THE CORPORATE LIBRARY

Related Party Transactions and Outside Related Director Information

Atheros Communications, Inc. (ATHR)

4/7/2006 Proxy Information

We have a consulting agreement with Teresa H. Meng, who is also a director. Dr. Meng’s consulting agreement is described above in the section entitled “Directors’ Compensation.”

We have entered into indemnification agreements with each of our current directors and executive officers. These agreements will require us to indemnify these individuals to the fullest extent permitted under Delaware law against liabilities that may arise by reason of their service to us, and to advance expenses incurred as a result of any proceeding against them as to which they could be indemnified. We also intend to enter into indemnification agreements with our future directors and executive officers. Insofar as indemnification for liabilities arising under the Securities Act may be permitted to directors, officers and persons controlling us pursuant to the foregoing provisions, we have been informed that in the opinion of the Securities and Exchange Commission, this indemnification is against public policy as expressed in the Securities Act and is therefore unenforceable.

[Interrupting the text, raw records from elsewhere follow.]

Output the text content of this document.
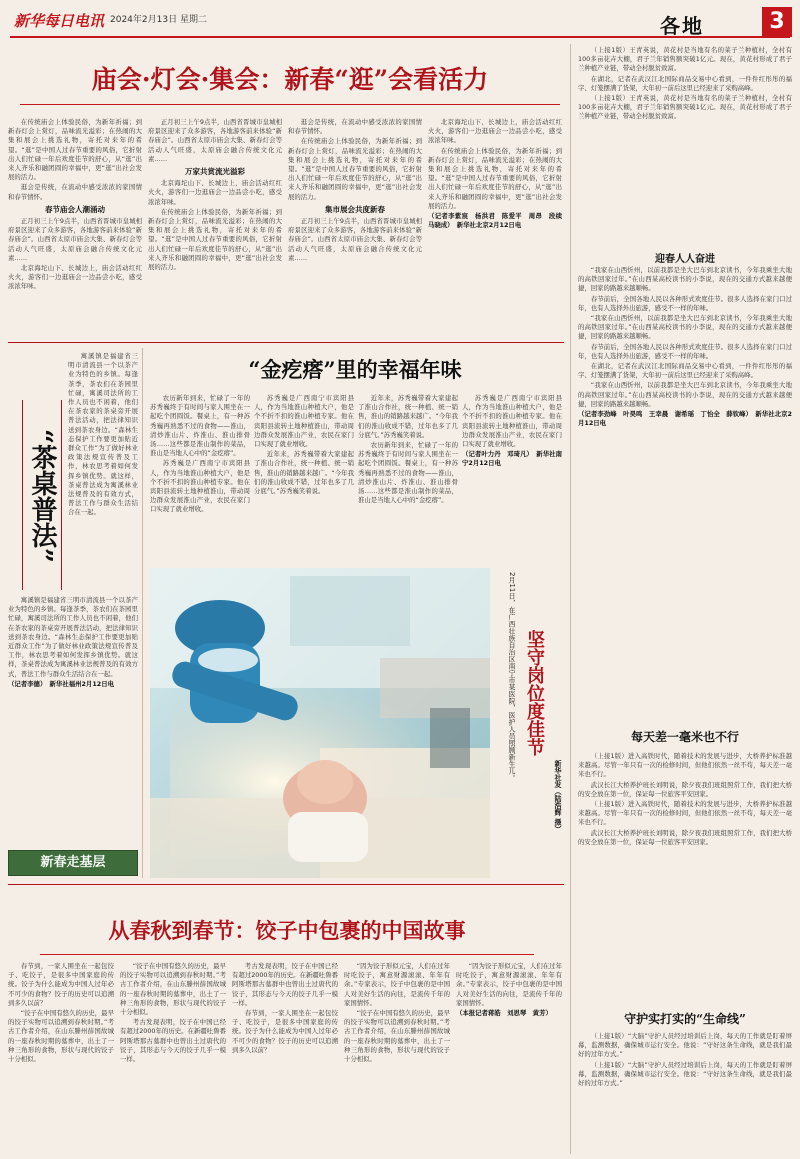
新华每日电讯 2024年2月13日 星期二	各地	3
庙会·灯会·集会：新春“逛”会看活力

在传统庙会上体验民俗，为新年祈福；到新春灯会上赏灯，品味流光溢彩；在热闹的大集和展会上挑选礼物，寄托对来年的希望。“逛”是中国人过春节重要的风俗，它折射出人们忙碌一年后欢度佳节的舒心，从“逛”出来人齐乐和融团圆的幸福中，更“逛”出社会发展的活力。

逛会是传统，在流动中感受浓浓的家国情和春节情怀。

春节庙会人潮涌动

正月初三上午9点半，山西省晋城市皇城相府景区迎来了众多游客，各地游客前来体验“新春庙会”。山西省太原市庙会大集、新春灯会等活动人气旺盛，太原庙会融合传统文化元素……

北京海坨山下、长城边上，庙会活动红红火火，游客们一边逛庙会一边品尝小吃，感受浓浓年味。

正月初三上午9点半，山西省晋城市皇城相府景区迎来了众多游客，各地游客前来体验“新春庙会”。山西省太原市庙会大集、新春灯会等活动人气旺盛，太原庙会融合传统文化元素……

万家共赏流光溢彩

北京海坨山下、长城边上，庙会活动红红火火，游客们一边逛庙会一边品尝小吃，感受浓浓年味。

在传统庙会上体验民俗，为新年祈福；到新春灯会上赏灯，品味流光溢彩；在热闹的大集和展会上挑选礼物，寄托对来年的希望。“逛”是中国人过春节重要的风俗，它折射出人们忙碌一年后欢度佳节的舒心，从“逛”出来人齐乐和融团圆的幸福中，更“逛”出社会发展的活力。

逛会是传统，在流动中感受浓浓的家国情和春节情怀。

在传统庙会上体验民俗，为新年祈福；到新春灯会上赏灯，品味流光溢彩；在热闹的大集和展会上挑选礼物，寄托对来年的希望。“逛”是中国人过春节重要的风俗，它折射出人们忙碌一年后欢度佳节的舒心，从“逛”出来人齐乐和融团圆的幸福中，更“逛”出社会发展的活力。

集市展会共度新春

正月初三上午9点半，山西省晋城市皇城相府景区迎来了众多游客，各地游客前来体验“新春庙会”。山西省太原市庙会大集、新春灯会等活动人气旺盛，太原庙会融合传统文化元素……

北京海坨山下、长城边上，庙会活动红红火火，游客们一边逛庙会一边品尝小吃，感受浓浓年味。

在传统庙会上体验民俗，为新年祈福；到新春灯会上赏灯，品味流光溢彩；在热闹的大集和展会上挑选礼物，寄托对来年的希望。“逛”是中国人过春节重要的风俗，它折射出人们忙碌一年后欢度佳节的舒心，从“逛”出来人齐乐和融团圆的幸福中，更“逛”出社会发展的活力。

（记者李紫宸　杨洪君　陈爱平　周昂　段续　马晓成）　新华社北京2月12日电

“茶桌普法”

寓溪镇是福建省三明市清流县一个以茶产业为特色的乡镇。每逢茶季，茶农们在茶园里忙碌，寓溪司法所的工作人员也不闲着，他们在茶农家的茶桌旁开展普法活动，把法律知识送到茶农身边。“森林生态保护工作要更加贴近群众工作”为了做好林业政策法规宣传普及工作，林农思考着如何发挥乡镇优势。就这样，茶桌普法成为寓溪林业法规普及的有效方式，普法工作与群众生活结合在一起。

寓溪镇是福建省三明市清流县一个以茶产业为特色的乡镇。每逢茶季，茶农们在茶园里忙碌，寓溪司法所的工作人员也不闲着，他们在茶农家的茶桌旁开展普法活动，把法律知识送到茶农身边。“森林生态保护工作要更加贴近群众工作”为了做好林业政策法规宣传普及工作，林农思考着如何发挥乡镇优势。就这样，茶桌普法成为寓溪林业法规普及的有效方式，普法工作与群众生活结合在一起。

（记者李德）　新华社福州2月12日电

新春走基层
“金疙瘩”里的幸福年味

农历新年到来，忙碌了一年的苏秀巍终于有时间与家人围坐在一起吃个团圆饭。餐桌上，有一种苏秀巍再熟悉不过的食物——淮山，清炒淮山片、炸淮山、淮山排骨汤……这些都是淮山制作的菜品，淮山是当地人心中的“金疙瘩”。

苏秀巍是广西南宁市宾阳县人，作为当地淮山种植大户，他是个不折不扣的淮山种植专家。他在宾阳县流转土地种植淮山，带动周边群众发展淮山产业，农民在家门口实现了就业增收。

苏秀巍是广西南宁市宾阳县人，作为当地淮山种植大户，他是个不折不扣的淮山种植专家。他在宾阳县流转土地种植淮山，带动周边群众发展淮山产业，农民在家门口实现了就业增收。

近年来，苏秀巍带着大家建起了淮山合作社，统一种植、统一销售，淮山的销路越来越广。“今年我们的淮山收成不错，过年也多了几分底气。”苏秀巍笑着说。

近年来，苏秀巍带着大家建起了淮山合作社，统一种植、统一销售，淮山的销路越来越广。“今年我们的淮山收成不错，过年也多了几分底气。”苏秀巍笑着说。

农历新年到来，忙碌了一年的苏秀巍终于有时间与家人围坐在一起吃个团圆饭。餐桌上，有一种苏秀巍再熟悉不过的食物——淮山，清炒淮山片、炸淮山、淮山排骨汤……这些都是淮山制作的菜品，淮山是当地人心中的“金疙瘩”。

苏秀巍是广西南宁市宾阳县人，作为当地淮山种植大户，他是个不折不扣的淮山种植专家。他在宾阳县流转土地种植淮山，带动周边群众发展淮山产业，农民在家门口实现了就业增收。

（记者叶力丹　邓琦凡）　新华社南宁2月12日电

2月11日，在广西壮族自治区南宁市某医院，医护人员照顾新生儿。 坚守岗位度佳节
新华社发（陆浩辉 摄）
从春秋到春节：饺子中包裹的中国故事

春节到，一家人围坐在一起包饺子、吃饺子，是很多中国家庭的传统。饺子为什么能成为中国人过年必不可少的食物？饺子的历史可以追溯到多久以前？

“饺子在中国有悠久的历史，最早的饺子实物可以追溯到春秋时期。”考古工作者介绍，在山东滕州薛国故城的一座春秋时期的墓葬中，出土了一种三角形的食物，形状与现代的饺子十分相似。

“饺子在中国有悠久的历史，最早的饺子实物可以追溯到春秋时期。”考古工作者介绍，在山东滕州薛国故城的一座春秋时期的墓葬中，出土了一种三角形的食物，形状与现代的饺子十分相似。

考古发现表明，饺子在中国已经有超过2000年的历史。在新疆吐鲁番阿斯塔那古墓群中也曾出土过唐代的饺子，其形态与今天的饺子几乎一模一样。

考古发现表明，饺子在中国已经有超过2000年的历史。在新疆吐鲁番阿斯塔那古墓群中也曾出土过唐代的饺子，其形态与今天的饺子几乎一模一样。

春节到，一家人围坐在一起包饺子、吃饺子，是很多中国家庭的传统。饺子为什么能成为中国人过年必不可少的食物？饺子的历史可以追溯到多久以前？

“因为饺子形似元宝，人们在过年时吃饺子，寓意财源滚滚、年年有余。”专家表示，饺子中包裹的是中国人对美好生活的向往，是流传千年的家国情怀。

“饺子在中国有悠久的历史，最早的饺子实物可以追溯到春秋时期。”考古工作者介绍，在山东滕州薛国故城的一座春秋时期的墓葬中，出土了一种三角形的食物，形状与现代的饺子十分相似。

“因为饺子形似元宝，人们在过年时吃饺子，寓意财源滚滚、年年有余。”专家表示，饺子中包裹的是中国人对美好生活的向往，是流传千年的家国情怀。

（本报记者蒋皓　刘思琴　黄芳）

（上接1版）王青英说，黄花村是当地有名的菜子兰种植村，全村有100多亩花卉大棚，君子兰年销售额突破1亿元。现在，黄花村形成了君子兰种植产业链，带动全村脱贫致富。

在湖北，记者在武汉江北国际商品交易中心看到，一件件红彤彤的福字、灯笼摆满了货架，大年初一前后这里已经迎来了采购高峰。

（上接1版）王青英说，黄花村是当地有名的菜子兰种植村，全村有100多亩花卉大棚，君子兰年销售额突破1亿元。现在，黄花村形成了君子兰种植产业链，带动全村脱贫致富。

迎春人人奋进

“我家在山西忻州，以前我都是坐大巴车到北京读书，今年我乘坐大地的高铁回家过年。”在山西某高校读书的小李说，现在的交通方式越来越便捷，回家的路越来越顺畅。

春节前后，全国各地人民以各种形式欢度佳节。很多人选择在家门口过年，也有人选择外出旅游，感受不一样的年味。

“我家在山西忻州，以前我都是坐大巴车到北京读书，今年我乘坐大地的高铁回家过年。”在山西某高校读书的小李说，现在的交通方式越来越便捷，回家的路越来越顺畅。

春节前后，全国各地人民以各种形式欢度佳节。很多人选择在家门口过年，也有人选择外出旅游，感受不一样的年味。

在湖北，记者在武汉江北国际商品交易中心看到，一件件红彤彤的福字、灯笼摆满了货架，大年初一前后这里已经迎来了采购高峰。

“我家在山西忻州，以前我都是坐大巴车到北京读书，今年我乘坐大地的高铁回家过年。”在山西某高校读书的小李说，现在的交通方式越来越便捷，回家的路越来越顺畅。

（记者李劲峰　叶昊鸣　王幸晨　谢希瑶　丁怡全　薛钦峰）　新华社北京2月12日电

每天差一毫米也不行

（上接1版）进入高铁时代，随着技术的发展与进步，大桥养护标准越来越高。尽管一年只有一次的检修时间，但他们依然一丝不苟，每天差一毫米也不行。

武汉长江大桥养护班长刘明说，除夕夜我们班组照常工作，我们把大桥的安全放在第一位，保证每一位旅客平安回家。

（上接1版）进入高铁时代，随着技术的发展与进步，大桥养护标准越来越高。尽管一年只有一次的检修时间，但他们依然一丝不苟，每天差一毫米也不行。

武汉长江大桥养护班长刘明说，除夕夜我们班组照常工作，我们把大桥的安全放在第一位，保证每一位旅客平安回家。

守护实打实的“生命线”

（上接1版）“大脑”守护人员经过培训后上岗，每天的工作就是盯着屏幕，监测数据，确保城市运行安全。他说：“守好这条生命线，就是我们最好的过年方式。”

（上接1版）“大脑”守护人员经过培训后上岗，每天的工作就是盯着屏幕，监测数据，确保城市运行安全。他说：“守好这条生命线，就是我们最好的过年方式。”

We had an offer letter agreement with Thomas J. Foster, formerly our Vice President of Sales, entered into on October 21, 2001, that was terminated on March 6, 2006 in connection with Mr. Foster’s departure from Atheros. Under the agreement, Mr. Foster was originally entitled to an annual base salary of $175,000 and a target commission at 100% of quota of $150,000. In January 2004, Mr. Foster’s annual base salary was increased to $200,001, and in January 2005 his annual base salary was increased to $208,001. Pursuant to the offer letter, Mr. Foster was granted in 2001 an option to purchase 224,999 shares of common stock, with the first 25% vesting after one year of employment and the remaining shares vesting monthly over the following 36 months. The agreement provided that in the event Mr. Foster was involuntarily or constructively terminated within 13 months following a change of control, the vesting of his options would be accelerated by the lesser of six months or 50% and he would receive six months of his annual target salary. Options held by Mr. Foster that were not vested on March 6, 2006 have terminated. Pursuant to a severance and release agreement that we entered into with Mr. Foster in March 2006, we paid Mr. Foster severance in the amount of $104,000, equal to six months of his base salary, upon his termination in March 2006, and we have agreed to pay the health insurance coverage for Mr. Foster and his enrolled dependents for six months after the effective date of his termination.